This site is intended for health professionals only


Patients to finally have data-sharing objections honoured

The Government has acted to ensure that patients who have opted out of their GP data being shared will now have their objections honoured, after Pulse’s revelations that potentially millions of opt-outs were being overridden.

Pulse revealed earlier this year that the Health and Social Care Information Centre (HSCIC) was forced to ignore patients’ objections to data being shared that were made before the calamitous roll-out of NHS England’s care.data initiative.

But this has recently been rectified, and GPs have been urged to accept the extraction of patient data-sharing opt outs. 

The GPC has asked practices to approve the voluntary collection request from the HSCIC ahead of the first extraction due in December, to ensure patients’ recorded objections can be implemented in January.

During the launch of care.data – which aims to link up GP records with data collected from other parts of the NHS for use by commissioners, researchers and private companies – GPs were asked to record patient opt outs.

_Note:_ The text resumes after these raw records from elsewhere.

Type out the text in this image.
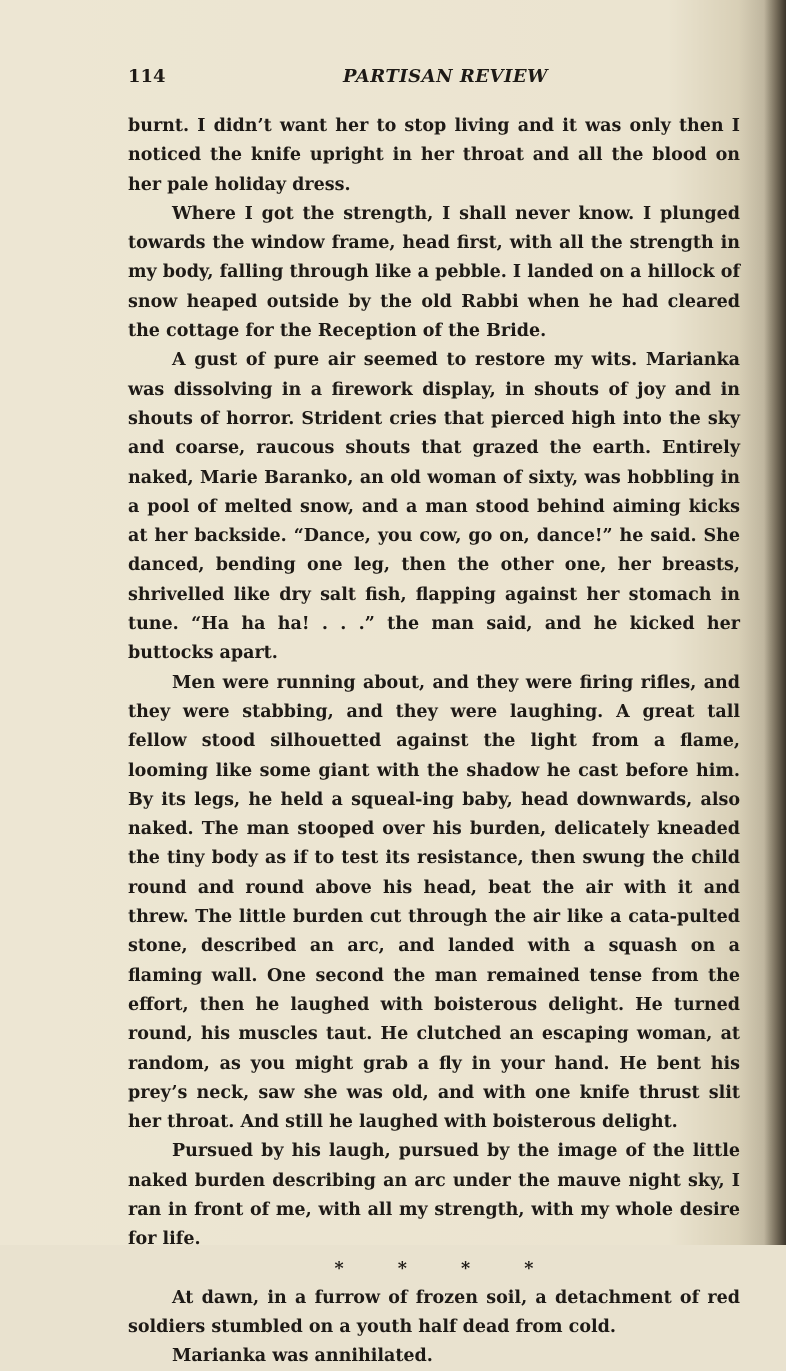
114	PARTISAN REVIEW

burnt. I didn’t want her to stop living and it was only then I noticed the knife upright in her throat and all the blood on her pale holiday dress.

Where I got the strength, I shall never know. I plunged towards the window frame, head first, with all the strength in my body, falling through like a pebble. I landed on a hillock of snow heaped outside by the old Rabbi when he had cleared the cottage for the Reception of the Bride.

A gust of pure air seemed to restore my wits. Marianka was dissolving in a firework display, in shouts of joy and in shouts of horror. Strident cries that pierced high into the sky and coarse, raucous shouts that grazed the earth. Entirely naked, Marie Baranko, an old woman of sixty, was hobbling in a pool of melted snow, and a man stood behind aiming kicks at her backside. “Dance, you cow, go on, dance!” he said. She danced, bending one leg, then the other one, her breasts, shrivelled like dry salt fish, flapping against her stomach in tune. “Ha ha ha! . . .” the man said, and he kicked her buttocks apart.

Men were running about, and they were firing rifles, and they were stabbing, and they were laughing. A great tall fellow stood silhouetted against the light from a flame, looming like some giant with the shadow he cast before him. By its legs, he held a squeal-ing baby, head downwards, also naked. The man stooped over his burden, delicately kneaded the tiny body as if to test its resistance, then swung the child round and round above his head, beat the air with it and threw. The little burden cut through the air like a cata-pulted stone, described an arc, and landed with a squash on a flaming wall. One second the man remained tense from the effort, then he laughed with boisterous delight. He turned round, his muscles taut. He clutched an escaping woman, at random, as you might grab a fly in your hand. He bent his prey’s neck, saw she was old, and with one knife thrust slit her throat. And still he laughed with boisterous delight.

Pursued by his laugh, pursued by the image of the little naked burden describing an arc under the mauve night sky, I ran in front of me, with all my strength, with my whole desire for life.

* * * *

At dawn, in a furrow of frozen soil, a detachment of red soldiers stumbled on a youth half dead from cold.

Marianka was annihilated.
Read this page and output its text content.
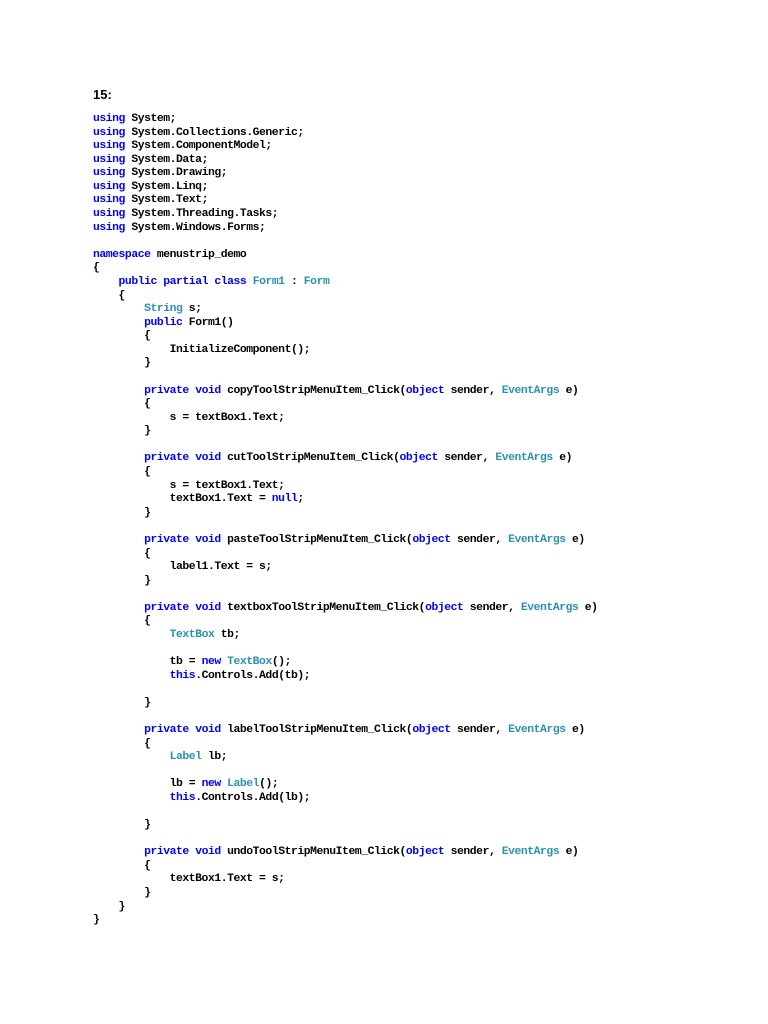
15:
using System;
using System.Collections.Generic;
using System.ComponentModel;
using System.Data;
using System.Drawing;
using System.Linq;
using System.Text;
using System.Threading.Tasks;
using System.Windows.Forms;

namespace menustrip_demo
{
public partial class Form1 : Form
{
String s;
public Form1()
{
InitializeComponent();
}

private void copyToolStripMenuItem_Click(object sender, EventArgs e)
{
s = textBox1.Text;
}

private void cutToolStripMenuItem_Click(object sender, EventArgs e)
{
s = textBox1.Text;
textBox1.Text = null;
}

private void pasteToolStripMenuItem_Click(object sender, EventArgs e)
{
label1.Text = s;
}

private void textboxToolStripMenuItem_Click(object sender, EventArgs e)
{
TextBox tb;

tb = new TextBox();
this.Controls.Add(tb);

}

private void labelToolStripMenuItem_Click(object sender, EventArgs e)
{
Label lb;

lb = new Label();
this.Controls.Add(lb);

}

private void undoToolStripMenuItem_Click(object sender, EventArgs e)
{
textBox1.Text = s;
}
}
}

However, it became clear that one of the options – which would prevent HSCIC from sharing the data with other NHS organisations – would have seen patients missing out on invitations to cancer screening.

This meant that the HSCIC has been forced to disregard these opt outs for almost two years.

Now, the GPC has asked practices to allow the extraction of data.

A GPC email alert states: ‘GPC strongly recommends practices participate in this collection to allow the HSCIC to uphold patient objections to their data being shared.’

A HSCIC spokesperson said: ‘The HSCIC has developed a system which will allow us to uphold the… opt-out that patients have registered to the HSCIC sharing their identifiable data for purposes other than their direct care. It will be operational by January 2016.’